Hi,
I am trying to secrete a heterologous protein in S. cerevisiae using alpha mating factor signal peptide at the N-terminus and GFP at c-terminus. The plasmid is a 2 micron (Ura selection) plasmid having Gal promoter. After induction at 30 degree (2% galactose), I have collected time points up to 24 hrs and separated the media and cells. The media was TCA precipitated and washed with 80% acetone for SDS-PAGE analysis. I see no protein on the gel. Is there any problem with my processing? Is the induction period sufficient? Has anyone tried this approach? If yes, what was the yield of the protein?

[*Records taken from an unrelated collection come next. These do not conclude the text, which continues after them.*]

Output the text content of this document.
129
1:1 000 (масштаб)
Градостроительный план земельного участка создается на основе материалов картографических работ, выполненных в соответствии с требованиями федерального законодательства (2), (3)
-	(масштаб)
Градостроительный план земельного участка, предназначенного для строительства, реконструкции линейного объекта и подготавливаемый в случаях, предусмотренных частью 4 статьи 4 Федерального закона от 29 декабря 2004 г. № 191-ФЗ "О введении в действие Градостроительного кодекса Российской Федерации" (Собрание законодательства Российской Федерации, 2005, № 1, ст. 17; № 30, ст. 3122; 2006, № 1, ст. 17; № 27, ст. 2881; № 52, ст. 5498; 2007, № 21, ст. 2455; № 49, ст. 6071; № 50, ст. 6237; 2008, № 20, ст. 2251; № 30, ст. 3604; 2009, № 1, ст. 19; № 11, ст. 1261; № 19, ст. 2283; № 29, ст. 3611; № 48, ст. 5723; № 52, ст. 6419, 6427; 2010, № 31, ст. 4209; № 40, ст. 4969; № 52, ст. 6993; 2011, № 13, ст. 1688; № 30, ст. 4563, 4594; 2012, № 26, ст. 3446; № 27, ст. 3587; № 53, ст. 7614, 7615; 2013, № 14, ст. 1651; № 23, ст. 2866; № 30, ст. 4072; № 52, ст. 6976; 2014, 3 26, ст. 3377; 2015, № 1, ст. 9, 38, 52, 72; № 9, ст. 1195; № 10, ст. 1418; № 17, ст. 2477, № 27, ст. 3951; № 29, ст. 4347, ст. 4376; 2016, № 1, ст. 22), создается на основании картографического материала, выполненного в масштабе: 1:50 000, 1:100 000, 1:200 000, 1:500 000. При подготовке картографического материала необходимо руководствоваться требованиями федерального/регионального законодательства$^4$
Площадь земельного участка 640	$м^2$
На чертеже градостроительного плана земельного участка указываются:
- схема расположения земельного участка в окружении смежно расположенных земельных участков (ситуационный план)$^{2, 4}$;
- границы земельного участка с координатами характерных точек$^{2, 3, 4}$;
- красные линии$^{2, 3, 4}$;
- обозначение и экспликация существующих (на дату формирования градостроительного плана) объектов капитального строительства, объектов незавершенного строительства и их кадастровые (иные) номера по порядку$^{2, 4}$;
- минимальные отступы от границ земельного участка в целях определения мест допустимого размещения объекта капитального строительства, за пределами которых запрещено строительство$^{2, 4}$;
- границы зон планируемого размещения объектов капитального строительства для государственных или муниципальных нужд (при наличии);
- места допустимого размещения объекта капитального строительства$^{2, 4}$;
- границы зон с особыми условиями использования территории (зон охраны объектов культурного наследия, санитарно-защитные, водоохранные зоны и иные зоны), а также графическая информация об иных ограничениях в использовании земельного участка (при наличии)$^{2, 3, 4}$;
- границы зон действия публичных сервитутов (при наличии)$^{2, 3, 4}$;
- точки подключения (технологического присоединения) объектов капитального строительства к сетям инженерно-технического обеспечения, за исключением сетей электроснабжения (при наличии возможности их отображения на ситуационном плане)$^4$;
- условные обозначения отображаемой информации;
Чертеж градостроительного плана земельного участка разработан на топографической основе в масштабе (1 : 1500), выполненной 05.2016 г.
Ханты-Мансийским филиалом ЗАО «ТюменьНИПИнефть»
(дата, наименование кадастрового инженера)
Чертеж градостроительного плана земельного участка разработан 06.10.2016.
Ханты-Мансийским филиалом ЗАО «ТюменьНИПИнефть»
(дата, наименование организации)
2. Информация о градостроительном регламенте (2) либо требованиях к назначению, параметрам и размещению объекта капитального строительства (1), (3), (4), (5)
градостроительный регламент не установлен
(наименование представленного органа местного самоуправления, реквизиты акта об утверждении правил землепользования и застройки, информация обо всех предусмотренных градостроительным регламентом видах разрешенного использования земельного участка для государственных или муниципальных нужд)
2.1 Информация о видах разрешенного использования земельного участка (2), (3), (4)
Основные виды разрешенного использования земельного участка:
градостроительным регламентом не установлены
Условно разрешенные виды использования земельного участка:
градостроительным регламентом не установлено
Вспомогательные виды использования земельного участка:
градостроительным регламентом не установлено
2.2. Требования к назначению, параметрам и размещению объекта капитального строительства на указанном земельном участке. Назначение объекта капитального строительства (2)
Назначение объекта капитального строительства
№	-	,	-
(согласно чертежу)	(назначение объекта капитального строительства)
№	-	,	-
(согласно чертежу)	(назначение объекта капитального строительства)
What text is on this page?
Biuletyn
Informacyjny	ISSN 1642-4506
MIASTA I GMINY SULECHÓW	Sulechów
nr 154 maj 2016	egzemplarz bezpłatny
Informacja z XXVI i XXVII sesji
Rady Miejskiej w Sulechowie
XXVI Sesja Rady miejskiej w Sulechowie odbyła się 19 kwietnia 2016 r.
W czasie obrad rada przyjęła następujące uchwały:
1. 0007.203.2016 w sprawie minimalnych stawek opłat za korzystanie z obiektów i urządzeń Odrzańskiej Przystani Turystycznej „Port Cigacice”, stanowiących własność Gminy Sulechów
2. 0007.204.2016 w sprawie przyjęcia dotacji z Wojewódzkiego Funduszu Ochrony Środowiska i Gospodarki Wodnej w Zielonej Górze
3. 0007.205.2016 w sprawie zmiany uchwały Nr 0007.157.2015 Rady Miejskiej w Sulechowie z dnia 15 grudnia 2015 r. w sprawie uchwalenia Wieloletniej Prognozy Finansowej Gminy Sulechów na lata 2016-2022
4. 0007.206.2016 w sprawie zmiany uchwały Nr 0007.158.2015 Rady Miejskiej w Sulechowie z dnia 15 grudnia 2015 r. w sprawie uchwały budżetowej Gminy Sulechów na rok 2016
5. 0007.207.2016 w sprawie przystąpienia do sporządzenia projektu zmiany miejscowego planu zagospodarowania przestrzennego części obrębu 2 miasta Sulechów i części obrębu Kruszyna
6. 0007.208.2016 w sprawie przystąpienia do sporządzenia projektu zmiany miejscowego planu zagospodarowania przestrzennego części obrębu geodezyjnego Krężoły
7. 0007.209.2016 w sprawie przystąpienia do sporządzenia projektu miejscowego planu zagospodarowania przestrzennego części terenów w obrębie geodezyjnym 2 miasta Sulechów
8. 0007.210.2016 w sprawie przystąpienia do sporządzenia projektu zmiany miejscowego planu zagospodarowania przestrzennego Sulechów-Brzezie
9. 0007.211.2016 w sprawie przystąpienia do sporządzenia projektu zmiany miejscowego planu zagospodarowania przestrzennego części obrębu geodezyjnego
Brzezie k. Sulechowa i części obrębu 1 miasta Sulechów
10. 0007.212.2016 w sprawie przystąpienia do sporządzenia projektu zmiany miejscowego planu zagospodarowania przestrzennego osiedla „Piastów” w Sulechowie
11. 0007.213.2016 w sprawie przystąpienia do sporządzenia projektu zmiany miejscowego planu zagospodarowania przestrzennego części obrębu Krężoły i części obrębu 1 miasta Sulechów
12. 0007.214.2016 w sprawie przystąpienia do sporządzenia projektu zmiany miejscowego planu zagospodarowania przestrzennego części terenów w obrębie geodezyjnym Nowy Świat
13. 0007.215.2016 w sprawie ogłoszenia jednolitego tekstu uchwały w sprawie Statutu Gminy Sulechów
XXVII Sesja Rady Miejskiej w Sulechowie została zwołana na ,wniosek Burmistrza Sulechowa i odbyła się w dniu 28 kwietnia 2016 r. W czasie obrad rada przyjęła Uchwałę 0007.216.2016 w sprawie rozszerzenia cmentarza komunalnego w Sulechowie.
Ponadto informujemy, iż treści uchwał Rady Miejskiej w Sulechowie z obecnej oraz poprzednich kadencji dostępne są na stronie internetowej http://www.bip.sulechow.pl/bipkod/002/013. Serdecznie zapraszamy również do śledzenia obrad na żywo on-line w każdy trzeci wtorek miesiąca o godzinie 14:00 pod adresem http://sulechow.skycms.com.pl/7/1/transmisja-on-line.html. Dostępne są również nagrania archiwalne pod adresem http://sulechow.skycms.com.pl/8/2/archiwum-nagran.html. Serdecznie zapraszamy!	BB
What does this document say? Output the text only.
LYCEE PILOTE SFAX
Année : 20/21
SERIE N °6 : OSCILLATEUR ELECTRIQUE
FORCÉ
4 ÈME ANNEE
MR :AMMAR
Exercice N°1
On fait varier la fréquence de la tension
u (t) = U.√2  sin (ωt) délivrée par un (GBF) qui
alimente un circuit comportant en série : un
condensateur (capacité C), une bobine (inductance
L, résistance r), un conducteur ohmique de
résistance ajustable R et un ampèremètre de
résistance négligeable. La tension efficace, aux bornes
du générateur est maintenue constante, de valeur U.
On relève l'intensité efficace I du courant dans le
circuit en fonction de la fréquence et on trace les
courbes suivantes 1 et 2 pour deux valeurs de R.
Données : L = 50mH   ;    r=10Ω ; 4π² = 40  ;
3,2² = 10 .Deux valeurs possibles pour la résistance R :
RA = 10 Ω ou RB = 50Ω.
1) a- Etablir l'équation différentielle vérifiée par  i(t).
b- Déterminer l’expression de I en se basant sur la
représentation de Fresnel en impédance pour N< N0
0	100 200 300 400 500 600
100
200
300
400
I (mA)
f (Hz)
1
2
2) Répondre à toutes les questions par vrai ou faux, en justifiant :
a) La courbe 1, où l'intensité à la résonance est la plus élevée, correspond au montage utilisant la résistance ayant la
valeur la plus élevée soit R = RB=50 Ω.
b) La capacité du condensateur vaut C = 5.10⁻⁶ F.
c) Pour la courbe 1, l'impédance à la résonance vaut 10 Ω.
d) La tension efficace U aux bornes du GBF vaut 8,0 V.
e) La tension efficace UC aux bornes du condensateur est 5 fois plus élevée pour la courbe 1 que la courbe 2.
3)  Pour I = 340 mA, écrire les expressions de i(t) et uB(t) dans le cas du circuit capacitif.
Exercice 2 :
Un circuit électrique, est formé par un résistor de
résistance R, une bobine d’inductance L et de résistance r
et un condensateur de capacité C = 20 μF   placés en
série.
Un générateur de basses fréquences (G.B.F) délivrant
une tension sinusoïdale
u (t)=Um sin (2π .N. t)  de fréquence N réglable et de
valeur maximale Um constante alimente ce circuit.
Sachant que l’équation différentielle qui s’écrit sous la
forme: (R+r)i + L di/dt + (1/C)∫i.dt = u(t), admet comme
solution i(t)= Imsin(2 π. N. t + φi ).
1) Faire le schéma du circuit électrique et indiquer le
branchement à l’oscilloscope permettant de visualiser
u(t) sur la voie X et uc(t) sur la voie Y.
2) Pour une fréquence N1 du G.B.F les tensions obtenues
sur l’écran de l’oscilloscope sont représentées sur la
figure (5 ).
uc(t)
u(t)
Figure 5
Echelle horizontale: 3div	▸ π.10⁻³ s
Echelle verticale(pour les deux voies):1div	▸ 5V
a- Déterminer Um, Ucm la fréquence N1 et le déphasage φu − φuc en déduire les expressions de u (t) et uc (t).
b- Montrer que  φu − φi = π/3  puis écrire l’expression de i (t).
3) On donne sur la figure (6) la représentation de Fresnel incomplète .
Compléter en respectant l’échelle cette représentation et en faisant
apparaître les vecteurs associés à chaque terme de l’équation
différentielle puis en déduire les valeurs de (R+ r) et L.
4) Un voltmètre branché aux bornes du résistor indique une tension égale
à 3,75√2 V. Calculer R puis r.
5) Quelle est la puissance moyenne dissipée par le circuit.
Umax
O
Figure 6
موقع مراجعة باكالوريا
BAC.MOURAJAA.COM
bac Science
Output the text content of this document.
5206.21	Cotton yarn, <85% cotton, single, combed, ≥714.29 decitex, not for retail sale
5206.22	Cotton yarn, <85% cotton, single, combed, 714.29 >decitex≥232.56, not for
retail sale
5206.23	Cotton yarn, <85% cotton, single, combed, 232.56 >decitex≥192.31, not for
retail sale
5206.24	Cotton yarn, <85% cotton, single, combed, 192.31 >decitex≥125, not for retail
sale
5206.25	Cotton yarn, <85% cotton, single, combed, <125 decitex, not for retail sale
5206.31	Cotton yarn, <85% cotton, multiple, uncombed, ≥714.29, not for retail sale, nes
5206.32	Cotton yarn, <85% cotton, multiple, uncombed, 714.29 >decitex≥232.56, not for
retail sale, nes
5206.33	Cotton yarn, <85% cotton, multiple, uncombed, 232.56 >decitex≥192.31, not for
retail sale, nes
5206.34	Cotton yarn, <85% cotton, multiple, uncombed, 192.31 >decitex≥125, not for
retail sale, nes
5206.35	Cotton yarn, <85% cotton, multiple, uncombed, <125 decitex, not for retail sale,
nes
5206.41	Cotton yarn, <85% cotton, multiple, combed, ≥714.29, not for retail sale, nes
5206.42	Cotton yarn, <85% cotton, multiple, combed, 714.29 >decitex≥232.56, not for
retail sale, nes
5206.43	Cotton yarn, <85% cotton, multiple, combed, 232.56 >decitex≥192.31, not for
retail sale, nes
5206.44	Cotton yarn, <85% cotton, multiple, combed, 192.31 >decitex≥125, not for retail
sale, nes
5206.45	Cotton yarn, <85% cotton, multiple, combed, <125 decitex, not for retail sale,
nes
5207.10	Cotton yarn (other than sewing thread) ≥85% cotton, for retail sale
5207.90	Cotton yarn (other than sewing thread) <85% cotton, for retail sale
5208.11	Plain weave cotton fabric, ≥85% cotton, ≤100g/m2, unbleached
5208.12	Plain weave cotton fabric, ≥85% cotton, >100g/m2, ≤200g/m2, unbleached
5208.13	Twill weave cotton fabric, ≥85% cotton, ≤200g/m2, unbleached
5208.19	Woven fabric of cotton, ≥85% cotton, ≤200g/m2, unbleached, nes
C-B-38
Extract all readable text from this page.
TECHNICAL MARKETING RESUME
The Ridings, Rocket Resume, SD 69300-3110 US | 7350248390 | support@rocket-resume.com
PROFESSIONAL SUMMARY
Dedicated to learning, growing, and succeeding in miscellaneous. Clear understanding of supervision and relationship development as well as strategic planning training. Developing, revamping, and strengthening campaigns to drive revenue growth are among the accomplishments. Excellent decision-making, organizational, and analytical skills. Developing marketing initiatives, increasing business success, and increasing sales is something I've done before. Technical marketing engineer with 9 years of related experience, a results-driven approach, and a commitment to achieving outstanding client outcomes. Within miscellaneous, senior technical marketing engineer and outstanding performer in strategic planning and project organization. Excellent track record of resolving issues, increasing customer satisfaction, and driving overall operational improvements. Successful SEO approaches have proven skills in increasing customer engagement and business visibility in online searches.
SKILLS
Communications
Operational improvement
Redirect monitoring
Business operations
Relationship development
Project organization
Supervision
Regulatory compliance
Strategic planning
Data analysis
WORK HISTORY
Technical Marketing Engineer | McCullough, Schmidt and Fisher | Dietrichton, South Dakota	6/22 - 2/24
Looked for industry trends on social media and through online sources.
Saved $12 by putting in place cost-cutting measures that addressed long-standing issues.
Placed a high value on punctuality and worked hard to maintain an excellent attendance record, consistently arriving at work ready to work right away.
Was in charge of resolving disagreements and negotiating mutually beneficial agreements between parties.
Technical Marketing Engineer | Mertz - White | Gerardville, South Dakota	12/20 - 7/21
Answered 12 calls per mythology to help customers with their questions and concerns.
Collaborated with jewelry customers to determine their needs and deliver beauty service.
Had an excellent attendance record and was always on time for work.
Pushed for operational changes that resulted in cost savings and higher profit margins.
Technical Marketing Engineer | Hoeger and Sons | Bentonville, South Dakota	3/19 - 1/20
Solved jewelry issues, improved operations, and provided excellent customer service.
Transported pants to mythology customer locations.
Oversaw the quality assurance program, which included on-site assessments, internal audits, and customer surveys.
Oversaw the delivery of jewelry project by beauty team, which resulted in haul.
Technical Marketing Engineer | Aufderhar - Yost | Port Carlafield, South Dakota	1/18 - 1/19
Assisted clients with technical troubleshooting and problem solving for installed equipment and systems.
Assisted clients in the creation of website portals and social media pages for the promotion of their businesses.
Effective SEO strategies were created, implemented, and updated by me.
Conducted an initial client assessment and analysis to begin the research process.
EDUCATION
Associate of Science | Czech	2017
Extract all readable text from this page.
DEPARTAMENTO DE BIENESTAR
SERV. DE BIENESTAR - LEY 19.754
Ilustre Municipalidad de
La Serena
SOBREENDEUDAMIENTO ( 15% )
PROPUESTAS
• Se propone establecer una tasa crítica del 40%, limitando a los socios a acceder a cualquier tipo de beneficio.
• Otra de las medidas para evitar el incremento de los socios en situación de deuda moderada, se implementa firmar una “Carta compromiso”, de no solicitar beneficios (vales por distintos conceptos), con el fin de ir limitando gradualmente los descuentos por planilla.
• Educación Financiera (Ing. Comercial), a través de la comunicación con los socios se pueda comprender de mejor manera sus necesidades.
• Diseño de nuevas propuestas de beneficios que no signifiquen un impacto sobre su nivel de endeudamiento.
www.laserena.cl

note: my protein is 83 kDa... so in total--- alpha mating factor+protein of interest+GFP = approx 120 kDa protein
Kex2 and ste13 sites were included during cloning.
thanks in advance.
Hi there,
Is your protein actually expressed and not properly processed? You should look at the cell content before and after induction. On what sugar do you grow the cell before induction? As glucose is inhibitory to gal driven expression, cells have to be washed from glucose prior to induction. Lag phase before induction is dépendent on the amount of glucose still present in cells. The best is actually to grow cells on raffinose so galactose induction will drive proper expression as raffinose is not inhibitory to gal driven expression.
Dear Dr. Dominique Liger,
I grow my cells in glucose and wash with sterile water before putting on galactose. I have expressed the very same protein intracellularly and confirmed by microscopy and western. I want to secrete it out so that purification will be easy.
Hi again,
Do you know if the protein is expressed but just not secreted? The issue is actually not the same If there is no expression at all or if there is expression but no secretion.
Hi,
I checked under microscope, but the signal was weak. So am not sure if my protein is expressed, but I have complementation assay which scores for expression of functional protein. the intracellular expression construct is positive in complementation experiment whereas the secretory system is expected to be negative. But I see that the secretory system also is mildly positive (growth seen in dilutions containing higher OD of cells) but not to the same extent as intracellular one. In short, its growth is better than negative control (empty vector) but way lower than intracellular expression. Since the growth is conditional to the expression of my protein of interest i inferred that protein is getting produced but some of it is stuck inside the cell.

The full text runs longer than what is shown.